How To Deal With People Who Don't Understand Your Child's Autism


Autism is one of the most prevalent afflictions for North American children today, yet it is one of the least understood by the public at large. Most people, unless they've been close to autism, have no idea what it's like or how to deal with a child with autistic disorder.

At first, having an autistic child can be embarrassing for some parents. Autistic children do not have the same social skills as most of their peers. They are often prone to fits of anger and violence due to their inability to properly communicate. Oftentimes, these ‘tantrums’ occur in public.

Parental reactions to these outbursts may be seen as inappropriate or "stupid." After all, if the kid is just having a tantrum, why aren't you punishing him or her?

How to deal with rude people

So how do you deal with rude, insensitive, or even downright pushy and nosy people who make comments or try to intervene when you're dealing with your autistic child?

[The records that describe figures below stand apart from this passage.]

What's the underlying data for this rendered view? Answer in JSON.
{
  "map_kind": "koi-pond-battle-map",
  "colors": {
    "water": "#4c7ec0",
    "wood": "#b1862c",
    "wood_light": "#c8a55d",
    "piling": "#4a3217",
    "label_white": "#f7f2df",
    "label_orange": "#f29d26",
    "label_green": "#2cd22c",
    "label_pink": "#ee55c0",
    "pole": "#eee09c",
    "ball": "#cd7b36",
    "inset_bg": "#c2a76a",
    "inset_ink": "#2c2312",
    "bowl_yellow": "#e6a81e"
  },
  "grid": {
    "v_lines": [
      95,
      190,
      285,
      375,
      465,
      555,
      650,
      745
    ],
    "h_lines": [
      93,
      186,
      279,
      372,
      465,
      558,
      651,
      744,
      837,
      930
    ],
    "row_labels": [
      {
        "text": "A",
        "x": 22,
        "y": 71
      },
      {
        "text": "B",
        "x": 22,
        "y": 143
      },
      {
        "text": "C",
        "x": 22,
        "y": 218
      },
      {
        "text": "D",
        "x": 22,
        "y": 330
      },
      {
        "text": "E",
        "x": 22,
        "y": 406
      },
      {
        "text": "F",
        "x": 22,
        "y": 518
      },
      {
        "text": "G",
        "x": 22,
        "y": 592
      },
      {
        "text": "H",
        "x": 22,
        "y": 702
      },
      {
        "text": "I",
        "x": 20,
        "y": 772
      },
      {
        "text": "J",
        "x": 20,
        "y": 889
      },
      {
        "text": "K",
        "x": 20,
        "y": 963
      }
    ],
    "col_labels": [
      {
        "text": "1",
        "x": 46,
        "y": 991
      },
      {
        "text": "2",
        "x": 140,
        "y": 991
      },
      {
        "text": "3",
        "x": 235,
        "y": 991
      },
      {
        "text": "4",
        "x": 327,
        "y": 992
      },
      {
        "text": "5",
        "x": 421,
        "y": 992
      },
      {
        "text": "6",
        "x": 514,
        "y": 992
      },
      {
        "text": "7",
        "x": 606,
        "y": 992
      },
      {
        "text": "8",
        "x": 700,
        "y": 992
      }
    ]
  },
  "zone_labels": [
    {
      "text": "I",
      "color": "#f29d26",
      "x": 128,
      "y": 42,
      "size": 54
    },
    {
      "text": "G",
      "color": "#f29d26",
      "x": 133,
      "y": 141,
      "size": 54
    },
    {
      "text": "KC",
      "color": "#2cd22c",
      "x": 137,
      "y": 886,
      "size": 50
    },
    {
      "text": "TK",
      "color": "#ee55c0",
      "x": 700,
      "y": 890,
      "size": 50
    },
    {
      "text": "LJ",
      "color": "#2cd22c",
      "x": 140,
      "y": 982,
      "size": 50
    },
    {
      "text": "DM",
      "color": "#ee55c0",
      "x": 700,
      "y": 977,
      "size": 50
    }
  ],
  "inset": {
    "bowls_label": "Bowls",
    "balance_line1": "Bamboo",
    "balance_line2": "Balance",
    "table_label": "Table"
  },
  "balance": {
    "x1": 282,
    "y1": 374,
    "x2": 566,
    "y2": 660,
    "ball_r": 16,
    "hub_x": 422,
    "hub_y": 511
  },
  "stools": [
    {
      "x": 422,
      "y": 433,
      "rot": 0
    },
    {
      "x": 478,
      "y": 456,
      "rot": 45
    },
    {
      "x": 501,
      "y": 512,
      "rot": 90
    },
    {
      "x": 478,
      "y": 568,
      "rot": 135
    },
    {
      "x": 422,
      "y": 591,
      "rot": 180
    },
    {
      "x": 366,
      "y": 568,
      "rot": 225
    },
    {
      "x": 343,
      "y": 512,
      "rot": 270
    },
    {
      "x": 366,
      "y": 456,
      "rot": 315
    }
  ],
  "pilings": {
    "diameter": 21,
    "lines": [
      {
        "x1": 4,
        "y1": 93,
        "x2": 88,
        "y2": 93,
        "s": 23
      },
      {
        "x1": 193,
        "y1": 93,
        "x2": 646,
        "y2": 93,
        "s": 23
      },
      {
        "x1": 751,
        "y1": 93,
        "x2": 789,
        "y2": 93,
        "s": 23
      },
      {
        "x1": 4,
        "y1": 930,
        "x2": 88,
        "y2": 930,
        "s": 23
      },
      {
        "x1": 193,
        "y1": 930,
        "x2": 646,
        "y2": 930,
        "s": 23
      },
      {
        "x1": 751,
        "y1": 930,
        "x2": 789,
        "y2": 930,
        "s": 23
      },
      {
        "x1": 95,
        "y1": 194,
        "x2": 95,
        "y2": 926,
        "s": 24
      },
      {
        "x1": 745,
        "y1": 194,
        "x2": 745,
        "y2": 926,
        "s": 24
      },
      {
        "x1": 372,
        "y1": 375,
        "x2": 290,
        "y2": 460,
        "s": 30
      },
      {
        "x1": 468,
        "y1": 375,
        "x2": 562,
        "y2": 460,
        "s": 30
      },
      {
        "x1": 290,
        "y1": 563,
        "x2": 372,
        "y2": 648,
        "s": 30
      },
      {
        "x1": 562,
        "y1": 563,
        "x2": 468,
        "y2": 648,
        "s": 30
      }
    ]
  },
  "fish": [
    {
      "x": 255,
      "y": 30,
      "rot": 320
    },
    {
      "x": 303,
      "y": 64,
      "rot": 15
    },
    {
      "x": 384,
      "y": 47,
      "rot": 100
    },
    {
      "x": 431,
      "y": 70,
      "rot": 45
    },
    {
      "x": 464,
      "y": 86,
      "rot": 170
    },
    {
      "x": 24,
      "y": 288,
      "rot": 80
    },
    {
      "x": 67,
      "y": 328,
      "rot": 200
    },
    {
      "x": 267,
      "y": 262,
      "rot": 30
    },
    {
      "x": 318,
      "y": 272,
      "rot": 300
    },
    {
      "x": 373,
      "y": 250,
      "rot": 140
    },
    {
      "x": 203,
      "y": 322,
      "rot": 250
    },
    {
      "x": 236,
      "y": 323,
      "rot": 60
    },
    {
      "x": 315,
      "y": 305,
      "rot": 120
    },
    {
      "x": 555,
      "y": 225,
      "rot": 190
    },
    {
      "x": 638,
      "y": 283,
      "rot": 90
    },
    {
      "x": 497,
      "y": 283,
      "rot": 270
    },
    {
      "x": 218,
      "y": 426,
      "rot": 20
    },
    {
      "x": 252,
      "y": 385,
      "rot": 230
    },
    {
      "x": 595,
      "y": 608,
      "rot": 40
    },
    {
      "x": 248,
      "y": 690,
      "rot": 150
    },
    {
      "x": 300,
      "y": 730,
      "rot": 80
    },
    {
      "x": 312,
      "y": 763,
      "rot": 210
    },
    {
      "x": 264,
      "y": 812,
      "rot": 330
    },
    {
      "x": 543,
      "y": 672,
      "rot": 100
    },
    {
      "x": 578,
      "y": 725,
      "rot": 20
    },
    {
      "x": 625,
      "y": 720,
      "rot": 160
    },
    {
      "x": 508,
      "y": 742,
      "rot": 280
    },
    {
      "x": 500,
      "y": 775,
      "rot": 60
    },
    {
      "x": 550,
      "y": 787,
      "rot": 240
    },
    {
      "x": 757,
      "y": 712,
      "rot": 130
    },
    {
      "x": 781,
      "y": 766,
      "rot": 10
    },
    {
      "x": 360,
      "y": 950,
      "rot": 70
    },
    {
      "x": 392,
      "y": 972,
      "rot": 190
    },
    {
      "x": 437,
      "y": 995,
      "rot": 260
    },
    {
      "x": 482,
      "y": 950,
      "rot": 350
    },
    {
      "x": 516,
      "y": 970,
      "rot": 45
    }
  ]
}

What you should do as a parent, is try to ignore the comments if possible. This may be easier said than done, but it falls upon you to be the voice of reason. In addition, you should always focus on providing a good example for your child. Remember, the well-being and safety of your child is paramount. Everything else is secondary.

Try to educate others

If you can't ignore the person or if they insist on "getting involved," then confront them with education and not by returning their rudeness. Sure, saying something like "Butt out, lady, it's none of your business" might be nice stress relief for you, but it isn't teaching her or your child the right things.

Start off by saying "My child is autistic, so I must deal with his/her tantrum differently than I would were this just a childish outburst." If you have time, explain that something triggers the outburst and it's not "not getting candy" or "wanting to go play," but is rooted instead in your child's frustration at not being able to communicate effectively or at having something disrupt his or her sense of well being, so punishment is not really the correct course of action.

Avoiding public confrontations

Of course, most parents of autistic children learn to just avoid the outbursts and public embarrassment that can come with them. To minimize disruptive behavior, think about the particular outing you have planned and what the worst case scenario would be and then plan for it. Take along a favorite toy or snack for placating your child.

Having friends or family along who can deal with unpleasant people while you deal with your child is always the best way to go.

Just realize that while autism is relatively common in our society today, it's still widely misunderstood. So be prepared to deal with insensitive and ignorant people who may react to your child in ways that aren't appropriate.